Here I sit--one of those people I never thought I would become: my dad warned me on my 25th birthday--he said I would blink and suddenly I would be 50. I remember staring at his perfect handwriting in that card, shaking my head, thinking, "Nah."
Well, Dad, you were right. As I tell Chris, my husband all the time: feels good to be right, doesn't it. I am not sure my dad would be so quick to be gleeful on this one. My youngest is a senior in high school. My daughter is soon to turn twenty-one. My mother and bonus dad and father and bonus mom (yes--I am so fortunate to have ALL of them still) are not getting any younger.
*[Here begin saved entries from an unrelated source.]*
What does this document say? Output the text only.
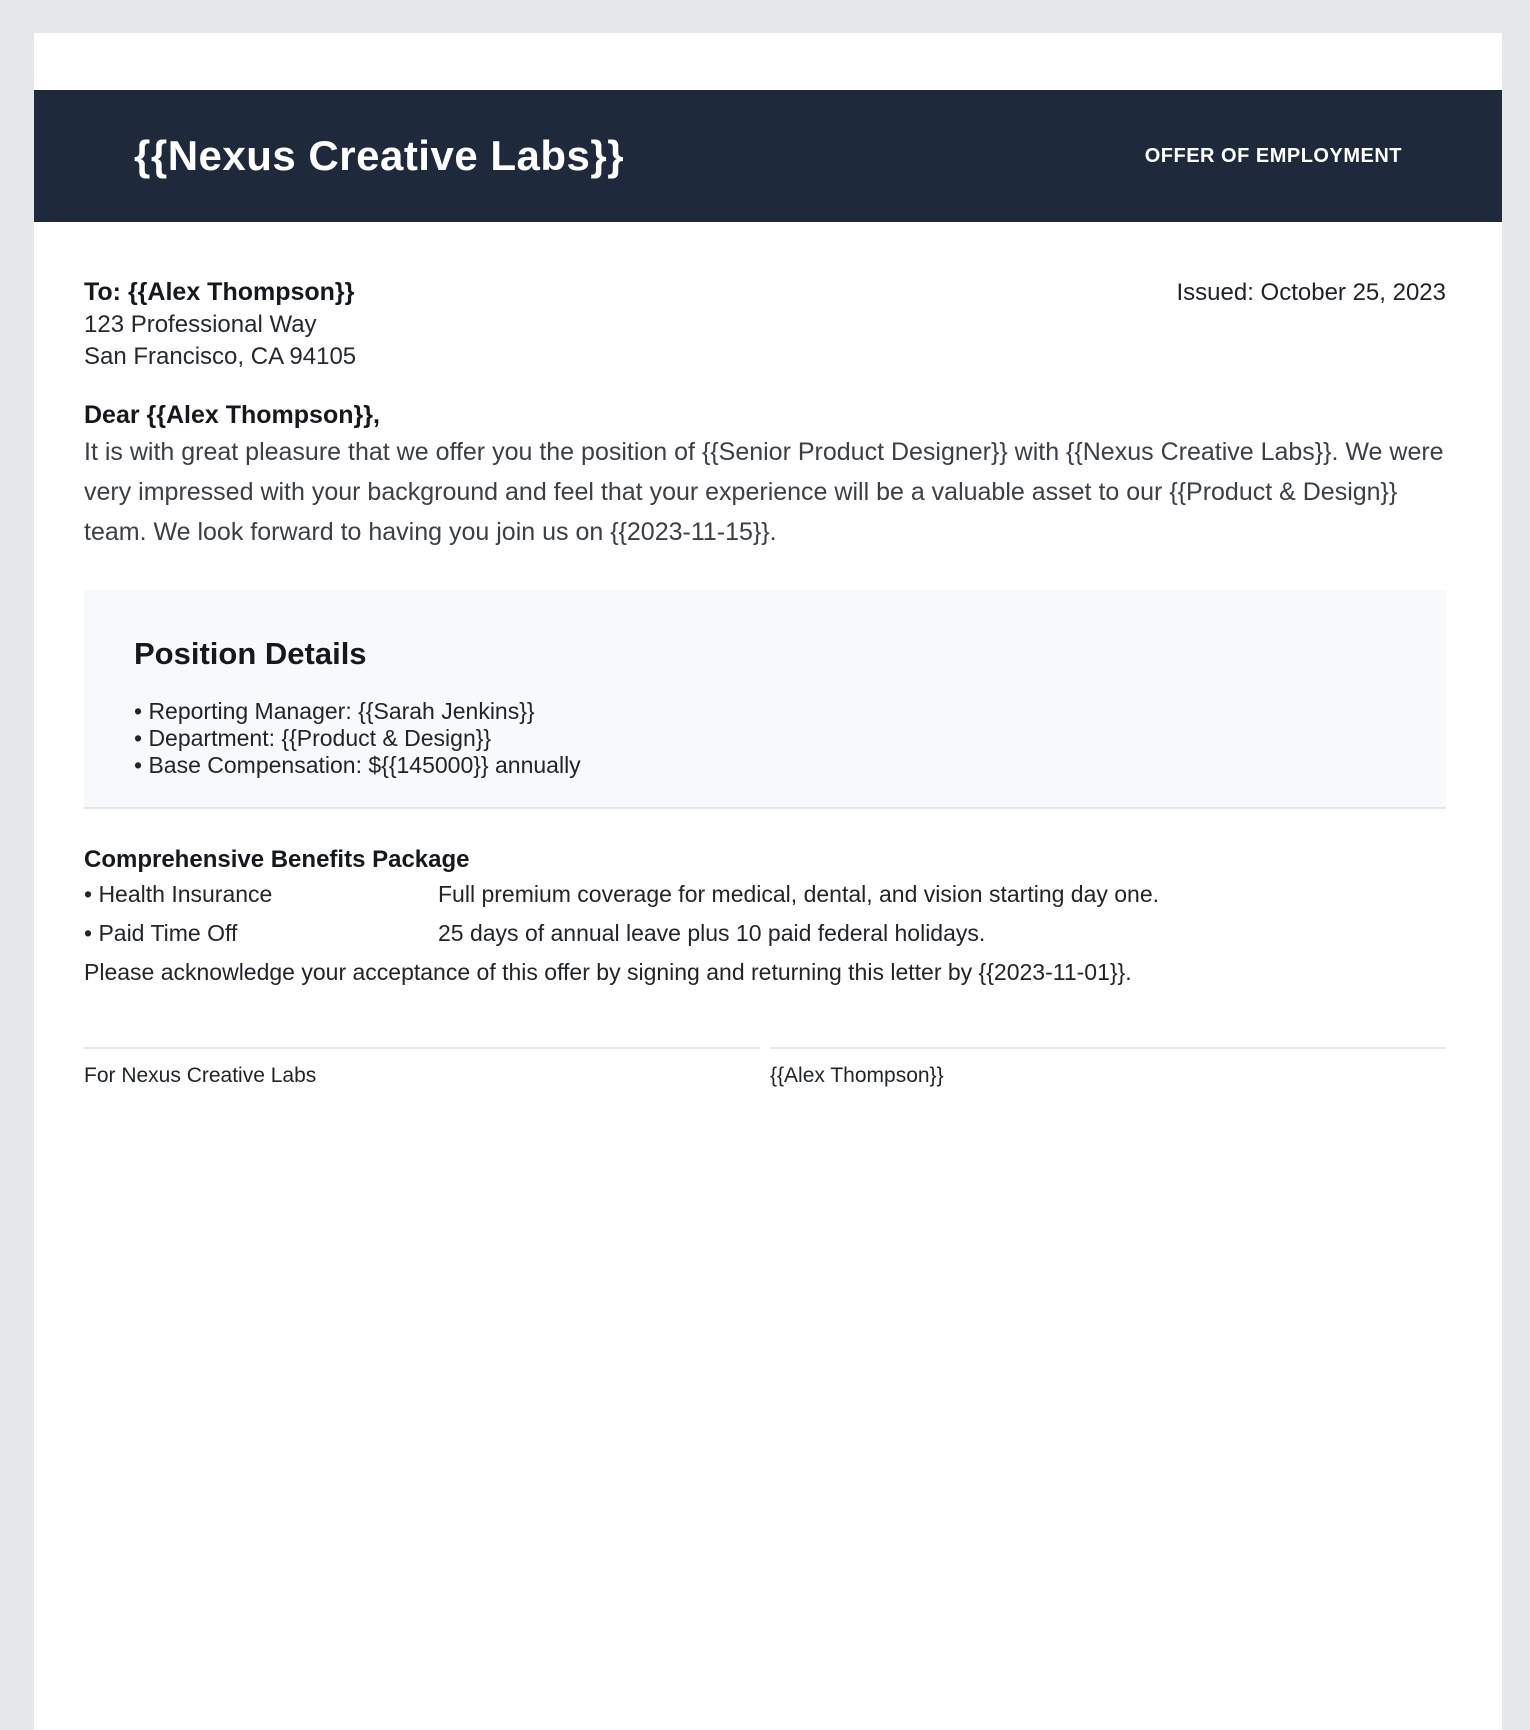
{{Nexus Creative Labs}}	OFFER OF EMPLOYMENT
To: {{Alex Thompson}}
123 Professional Way
San Francisco, CA 94105
Issued: October 25, 2023
Dear {{Alex Thompson}},

It is with great pleasure that we offer you the position of {{Senior Product Designer}} with {{Nexus Creative Labs}}. We were very impressed with your background and feel that your experience will be a valuable asset to our {{Product & Design}} team. We look forward to having you join us on {{2023-11-15}}.

Position Details
• Reporting Manager: {{Sarah Jenkins}}
• Department: {{Product & Design}}
• Base Compensation: ${{145000}} annually
Comprehensive Benefits Package
• Health Insurance	Full premium coverage for medical, dental, and vision starting day one.
• Paid Time Off	25 days of annual leave plus 10 paid federal holidays.

Please acknowledge your acceptance of this offer by signing and returning this letter by {{2023-11-01}}.

For Nexus Creative Labs	{{Alex Thompson}}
This past year of fears and COVID and health issues and travel bans has made me want to spend whatever time I can talking with them--even though I may not be able to be within arm's reach. Even if I cannot get the kids to pay attention to their grandparents like I want them to (Lord knows I did not pay enough attention to mine when I was their age...)
Here am I with my mom and my dad. If yours are far away or no longer here with us, here is a virtual hug from me--I know these holidays are hard. Maybe we took the time together for granted. I do know that most all moms and dads know that their children love them. just like they love their children--even if it is not always said enough.